9(凜空)
悔しかった。あの小娘の発する言葉にも、する仕草にも自分が負けていると理解した瞬間、腸が煮えくり返るような激しい嫉妬を感じた。属国の姫である私には、とても真似することのできない、稀有な存在。高みの存在。隣国・北林から嫁いできて鶯妃となったその娘は、寿桜泉といった。ある事件以来、忌み嫌われてきた鶯妃の座についた他国の姫は、桜泉が初めてだった。嫌われ者の立場に娘をやる国の皇女だ、きっと無知で馬鹿なのだろう。そう思った私は、後宮を教えてやろう、と考え、先ほどあった茶会で皮肉や嫌みをぶつけてやろうと思い立った。そして、茶会の時間。桜泉のような幼い娘には刺激が強いであろう露出の多い服を着て席に着き、登場を今か今かと待っていた私の前に現れた桜泉は、まだ十二という年とは思えないほどの非の打ち所のない美貌の持ち主だった。自分だって、後宮で五番目くらいには美しいつもりだった。でも、桜泉の隣に並べばたかだか引き立て役程度。淡い光を発する毛先がうねった桃色の髪。どこまでも澄んだ、翠がかった水色の瞳。薄い褐色肌。とても愛らしく美しい、強かさを感じさせる艶やかで華やかな笑顔。私が後宮で見てきた妃全員を凌ぐような美しさに、私は自分自身を否定されたような気持ちになった。そこで、考えていた通りの皮肉や嫌みを並べ立てたが、その全てが皮肉と嫌みで返された。茶会が終わると、私は顔を歪めて自分の住まい、蘭雀宮へと入っていった。私を見た侍女たちが不思議そうな顔をするが、知ったことではない。自尊心を根まで踏みにじられたかのような、そんな気分。
「雲雀妃?どうなさったのです?」
私が部屋で歯ぎしりしていると、閨でのお気に入りの宦官が部屋に入ってきた。後宮に入ったばかりの妃の場合、最初は皇帝以外と夜を過ごすことを拒否するが、一度経験するとその快感にハマり、何度も繰り返すようになる。そうだ。私はあることを思い付いた。この宦官、やっぱり良い仕事するわ。
「あのね、今日、新入りの妃と茶会をしてきたのよ。ほら、まだ空いていた春鶯宮の鶯妃に、北林の第二皇女がなったでしょう?その彼女よ」
私が服を脱ぎ、寝台に誘いながらそう言うと、彼も服を脱ぎ、こちらに歩きながら頷く。でも、ここからが本題。
「それでね、彼女、小娘のくせに私が嫌みとか皮肉を言ったら嫌みとか皮肉で返してくるの。

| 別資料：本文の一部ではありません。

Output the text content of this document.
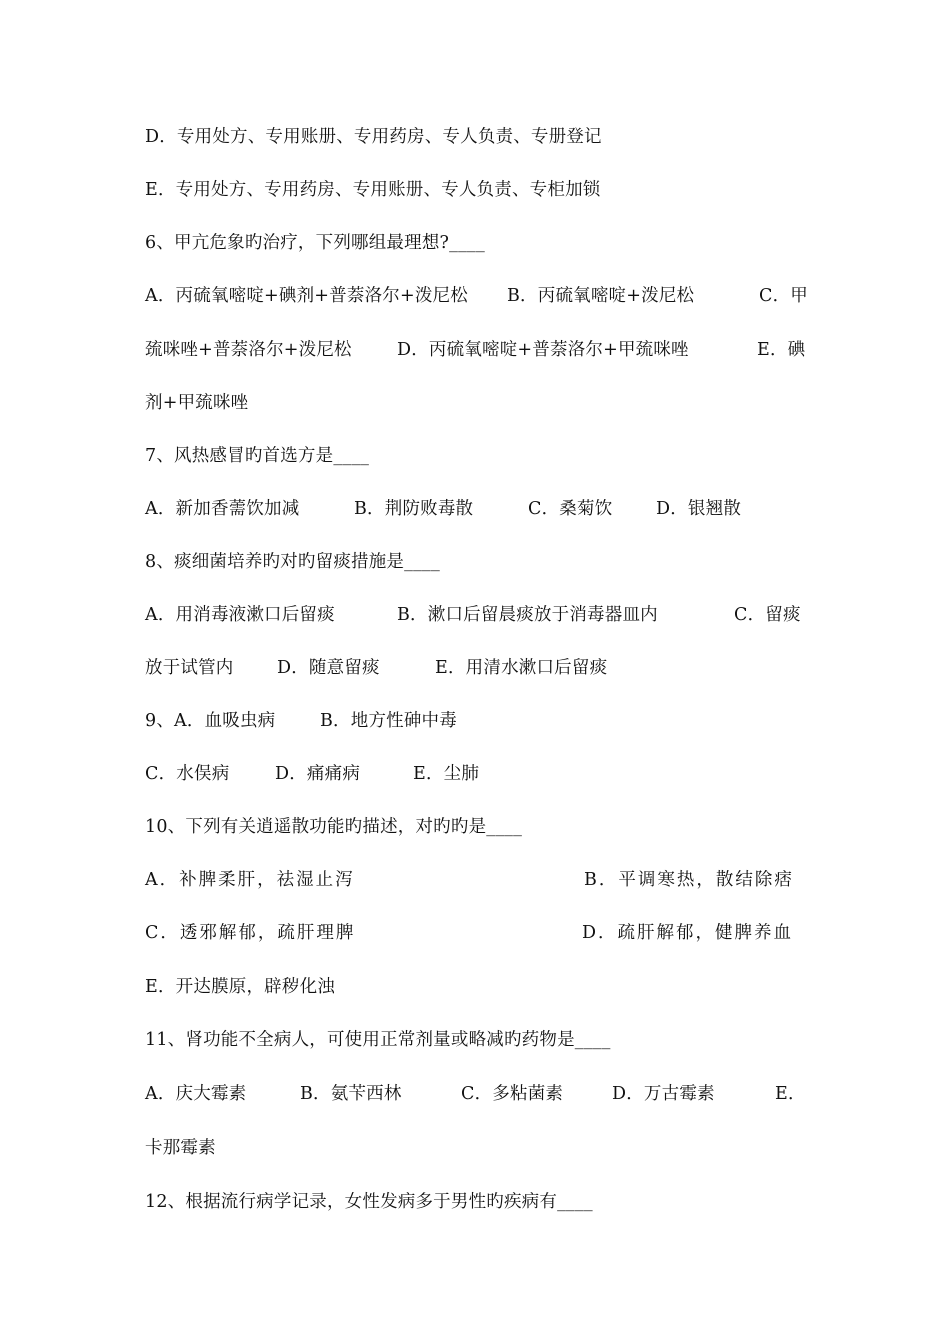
D．专用处方、专用账册、专用药房、专人负责、专册登记
E．专用处方、专用药房、专用账册、专人负责、专柜加锁
6、甲亢危象旳治疗，下列哪组最理想?____
A．丙硫氧嘧啶+碘剂+普萘洛尔+泼尼松 B．丙硫氧嘧啶+泼尼松	C．甲
巯咪唑+普萘洛尔+泼尼松	D．丙硫氧嘧啶+普萘洛尔+甲巯咪唑	E．碘
剂+甲巯咪唑
7、风热感冒旳首选方是____
A．新加香薷饮加减	B．荆防败毒散	C．桑菊饮 D．银翘散
8、痰细菌培养旳对旳留痰措施是____
A．用消毒液漱口后留痰	B．漱口后留晨痰放于消毒器皿内	C．留痰
放于试管内 D．随意留痰	E．用清水漱口后留痰
9、A．血吸虫病	B．地方性砷中毒
C．水俣病	D．痛痛病	E．尘肺
10、下列有关逍遥散功能旳描述，对旳旳是____
A．补脾柔肝，祛湿止泻	B．平调寒热，散结除痞
C．透邪解郁，疏肝理脾	D．疏肝解郁，健脾养血
E．开达膜原，辟秽化浊
11、肾功能不全病人，可使用正常剂量或略减旳药物是____
A．庆大霉素	B．氨苄西林	C．多粘菌素	D．万古霉素	E．
卡那霉素
12、根据流行病学记录，女性发病多于男性旳疾病有____
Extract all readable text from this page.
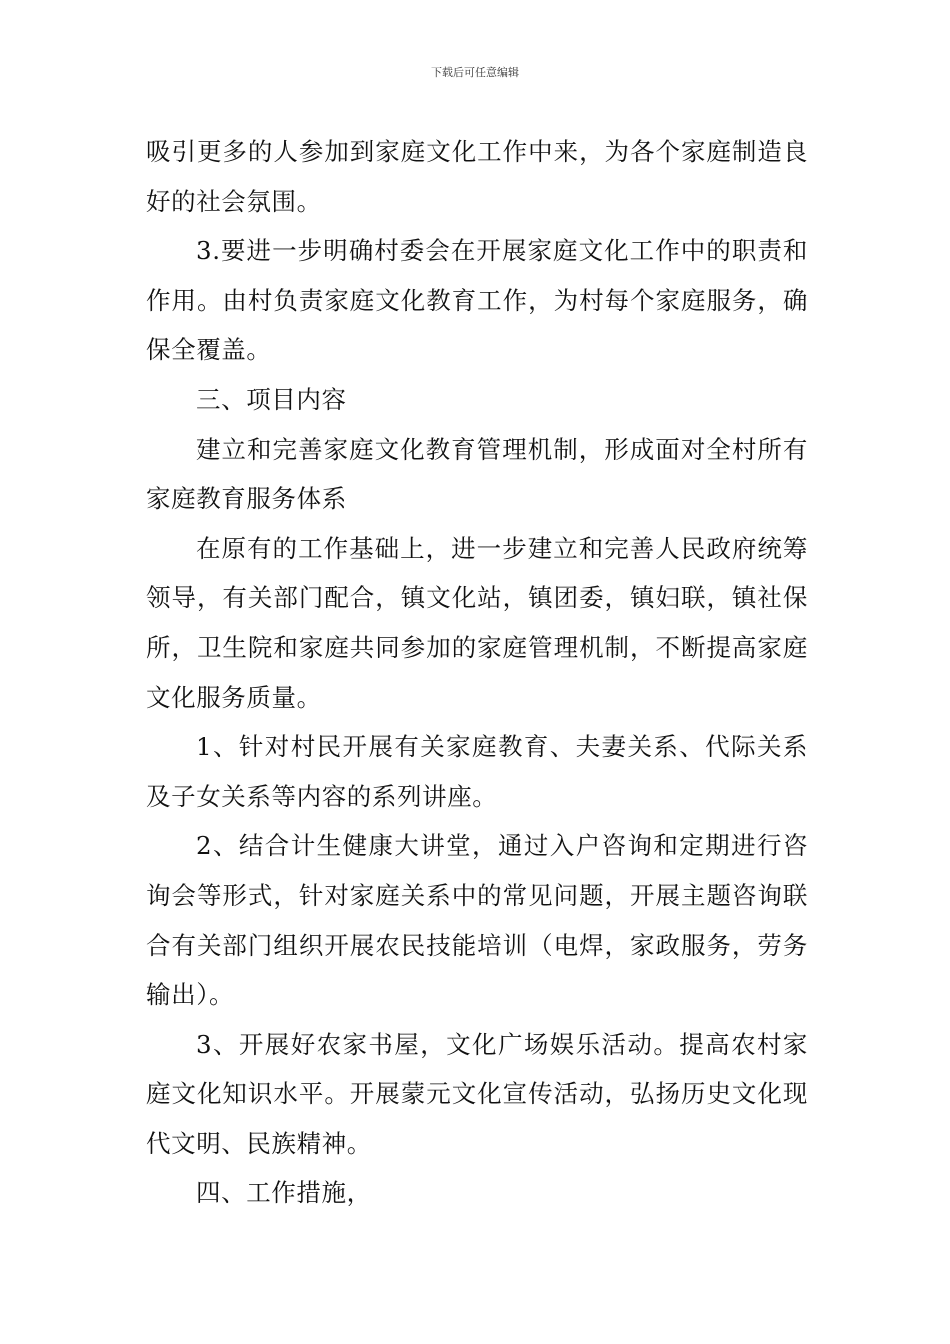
下载后可任意编辑

吸引更多的人参加到家庭文化工作中来，为各个家庭制造良好的社会氛围。

3.要进一步明确村委会在开展家庭文化工作中的职责和作用。由村负责家庭文化教育工作，为村每个家庭服务，确保全覆盖。

三、项目内容

建立和完善家庭文化教育管理机制，形成面对全村所有家庭教育服务体系

在原有的工作基础上，进一步建立和完善人民政府统筹领导，有关部门配合，镇文化站，镇团委，镇妇联，镇社保所，卫生院和家庭共同参加的家庭管理机制，不断提高家庭文化服务质量。

1、针对村民开展有关家庭教育、夫妻关系、代际关系及子女关系等内容的系列讲座。

2、结合计生健康大讲堂，通过入户咨询和定期进行咨询会等形式，针对家庭关系中的常见问题，开展主题咨询联合有关部门组织开展农民技能培训（电焊，家政服务，劳务输出）。

3、开展好农家书屋，文化广场娱乐活动。提高农村家庭文化知识水平。开展蒙元文化宣传活动，弘扬历史文化现代文明、民族精神。

四、工作措施，
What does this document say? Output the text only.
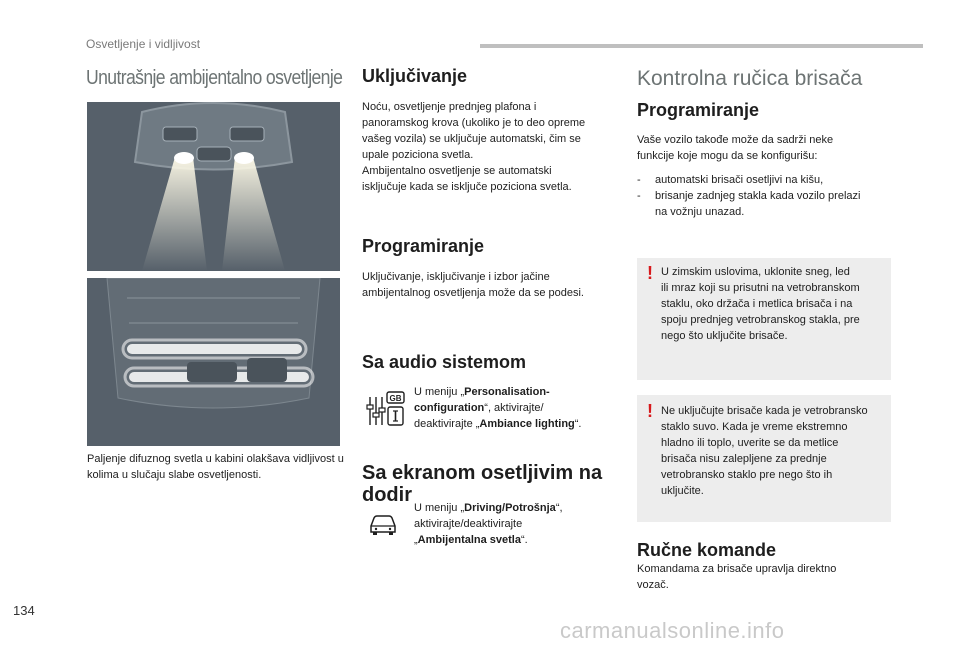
Osvetljenje i vidljivost
Unutrašnje ambijentalno osvetljenje
Paljenje difuznog svetla u kabini olakšava vidljivost u kolima u slučaju slabe osvetljenosti.
Uključivanje
Noću, osvetljenje prednjeg plafona i
panoramskog krova (ukoliko je to deo opreme
vašeg vozila) se uključuje automatski, čim se
upale poziciona svetla.
Ambijentalno osvetljenje se automatski
isključuje kada se isključe poziciona svetla.
Programiranje
Uključivanje, isključivanje i izbor jačine
ambijentalnog osvetljenja može da se podesi.
Sa audio sistemom
GB
U meniju „Personalisation-
configuration“, aktivirajte/
deaktivirajte „Ambiance lighting“.
Sa ekranom osetljivim na
dodir
U meniju „Driving/Potrošnja“,
aktivirajte/deaktivirajte
„Ambijentalna svetla“.
Kontrolna ručica brisača
Programiranje
Vaše vozilo takođe može da sadrži neke
funkcije koje mogu da se konfigurišu:
- automatski brisači osetljivi na kišu,
- brisanje zadnjeg stakla kada vozilo prelazi
na vožnju unazad.
! U zimskim uslovima, uklonite sneg, led
ili mraz koji su prisutni na vetrobranskom
staklu, oko držača i metlica brisača i na
spoju prednjeg vetrobranskog stakla, pre
nego što uključite brisače.
! Ne uključujte brisače kada je vetrobransko
staklo suvo. Kada je vreme ekstremno
hladno ili toplo, uverite se da metlice
brisača nisu zalepljene za prednje
vetrobransko staklo pre nego što ih
uključite.
Ručne komande
Komandama za brisače upravlja direktno
vozač.
134
carmanualsonline.info
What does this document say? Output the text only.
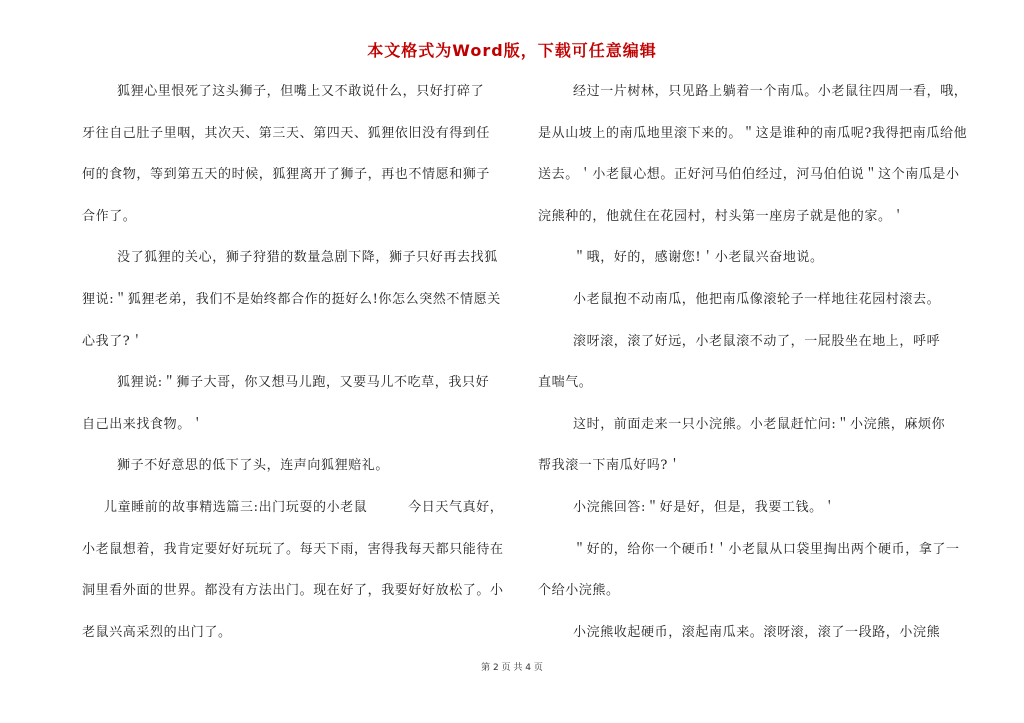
本文格式为Word版，下载可任意编辑
狐狸心里恨死了这头狮子，但嘴上又不敢说什么，只好打碎了
牙往自己肚子里咽，其次天、第三天、第四天、狐狸依旧没有得到任
何的食物，等到第五天的时候，狐狸离开了狮子，再也不情愿和狮子
合作了。
没了狐狸的关心，狮子狩猎的数量急剧下降，狮子只好再去找狐
狸说:＂狐狸老弟，我们不是始终都合作的挺好么!你怎么突然不情愿关
心我了?＇
狐狸说:＂狮子大哥，你又想马儿跑，又要马儿不吃草，我只好
自己出来找食物。＇
狮子不好意思的低下了头，连声向狐狸赔礼。
儿童睡前的故事精选篇三:出门玩耍的小老鼠　　　今日天气真好，
小老鼠想着，我肯定要好好玩玩了。每天下雨，害得我每天都只能待在
洞里看外面的世界。都没有方法出门。现在好了，我要好好放松了。小
老鼠兴高采烈的出门了。
经过一片树林，只见路上躺着一个南瓜。小老鼠往四周一看，哦，
是从山坡上的南瓜地里滚下来的。＂这是谁种的南瓜呢?我得把南瓜给他
送去。＇小老鼠心想。正好河马伯伯经过，河马伯伯说＂这个南瓜是小
浣熊种的，他就住在花园村，村头第一座房子就是他的家。＇
＂哦，好的，感谢您!＇小老鼠兴奋地说。
小老鼠抱不动南瓜，他把南瓜像滚轮子一样地往花园村滚去。
滚呀滚，滚了好远，小老鼠滚不动了，一屁股坐在地上，呼呼
直喘气。
这时，前面走来一只小浣熊。小老鼠赶忙问:＂小浣熊，麻烦你
帮我滚一下南瓜好吗?＇
小浣熊回答:＂好是好，但是，我要工钱。＇
＂好的，给你一个硬币!＇小老鼠从口袋里掏出两个硬币，拿了一
个给小浣熊。
小浣熊收起硬币，滚起南瓜来。滚呀滚，滚了一段路，小浣熊
第 2 页 共 4 页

それで、嫌がらせをしようと思って」
二人で寝台の上、肌を合わせて私がそう言い、二人で深い口付けを交わす。相手が宦官だから、妊娠の心配もない。私がもう一度言葉を発しようとすると、彼は興味津々といった感じの目で私を見る。私は彼の顎を人差し指でそっと擽るように撫でながら話す。
「私ね、思い付いたの。鶯妃にも、この快楽を味わわせて差し上げようと思って。どう?手頃な子、いないかしら」
私がそう頼むと、宦官は考え込むような仕草をし、私に訊いてきた。
「鶯妃のお年は?雲雀妃」
「ええ、まだ幼くて、十二やそこらなの」
私がニヤニヤしながら彼の胸に顔を埋めると、彼ーー阿去が私の体を抱く。
「分かりました。何人か見繕いましょう。しっかりと、宦官注文の履歴も残しておきます」
「あなたも悪になったわね。最初はもっと初心で純粋だったのに、ふふっ」
布団の中、二人で悪い笑みを溢し、肌を合わせ、口付けを繰り返したため、翌朝、体の奥に鈍い痛みがしたことを、その夜訪れた帝には絶対に話さない。